Greenpeace – e con lei molte altre organizzazioni ambientaliste – non ha dubbi: il sistema di produzione del cibo che acquistiamo e mangiamo si fonda su deforestazione, inquinamento, allevamenti intensivi e altre nefandezze. Un sistema, dunque, «che devasta gli equilibri della natura», afferma nella petizione online “Fermiamo l’industria dei virus”. E che, grazie a fenomeni di spillover (salti di specie), mette in circolazione nuovi virus, proprio come quello che nell’ultimo anno e mezzo ha sterminato oltre 5 milioni di abitanti nel mondo e messo in ginocchio economie e lavoratori. Questo perché, afferma Greenpeace parafrasando le parole di papa Francesco sulla pandemia, «non può esserci salute in un Pianeta malato».

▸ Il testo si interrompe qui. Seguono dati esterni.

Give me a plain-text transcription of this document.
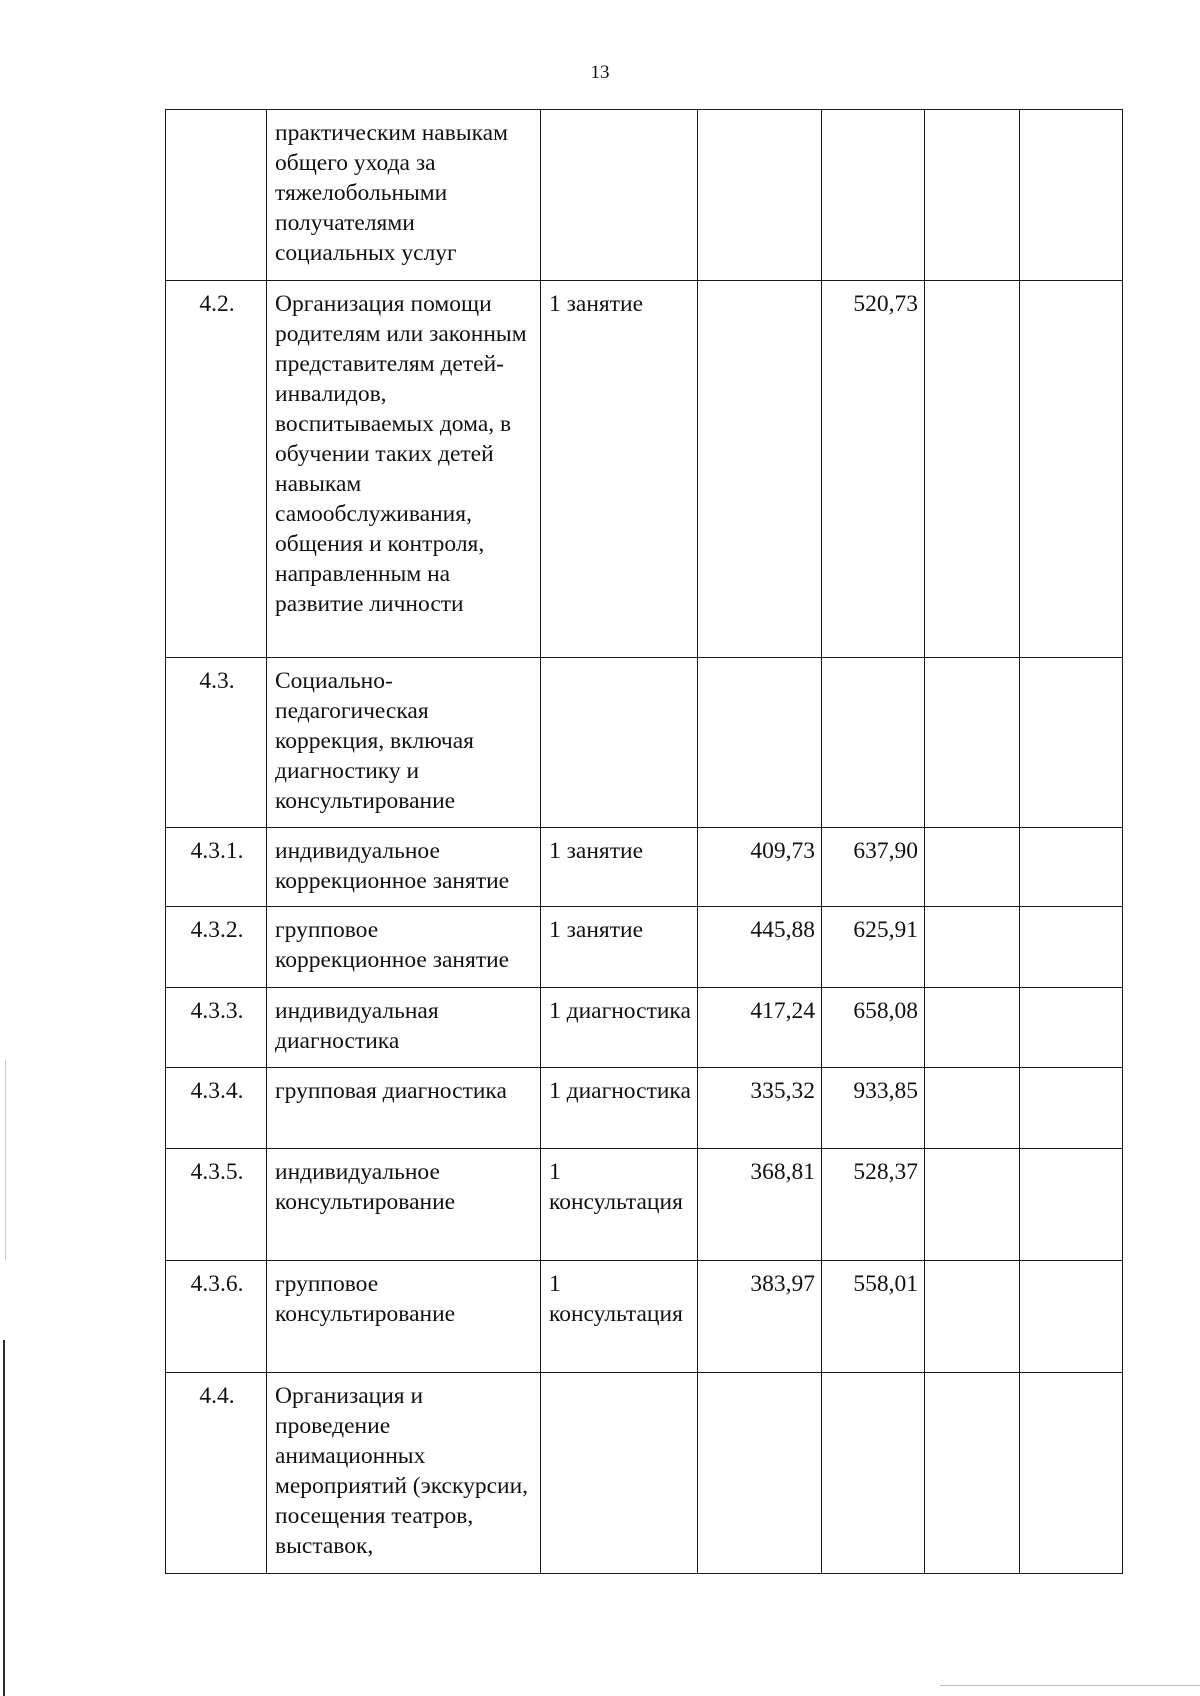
13
	практическим навыкам общего ухода за тяжелобольными получателями социальных услуг					
4.2.	Организация помощи родителям или законным представителям детей-инвалидов, воспитываемых дома, в обучении таких детей навыкам самообслуживания, общения и контроля, направленным на развитие личности	1 занятие		520,73		
4.3.	Социально-педагогическая коррекция, включая диагностику и консультирование					
4.3.1.	индивидуальное коррекционное занятие	1 занятие	409,73	637,90		
4.3.2.	групповое коррекционное занятие	1 занятие	445,88	625,91		
4.3.3.	индивидуальная диагностика	1 диагностика	417,24	658,08		
4.3.4.	групповая диагностика	1 диагностика	335,32	933,85		
4.3.5.	индивидуальное консультирование	1 консультация	368,81	528,37		
4.3.6.	групповое консультирование	1 консультация	383,97	558,01		
4.4.	Организация и проведение анимационных мероприятий (экскурсии, посещения театров, выставок,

Spiega la petizione che «tanti animali ammassati in spazi ristretti, oltre a subire atroci trattamenti, sono l’ambiente ideale per il proliferare dei virus, compresi i coronavirus e i virus dell’influenza. Il 70% di tutte le malattie infettive emergenti, come sars, ebola, influenza suina e influenza aviaria provengono da animali». Ma questo non sembra interessare al nostro governo, né all’Unione europea, che continuano, sotto la pressione delle lobby dell’agribusiness, «a investire milioni di fondi pubblici in allevamenti intensivi in Italia, e ad importare dal Sudamerica carne e soia destinata alla mangimistica», allevata la prima e coltivata la seconda laddove prima c’erano rigogliose foreste.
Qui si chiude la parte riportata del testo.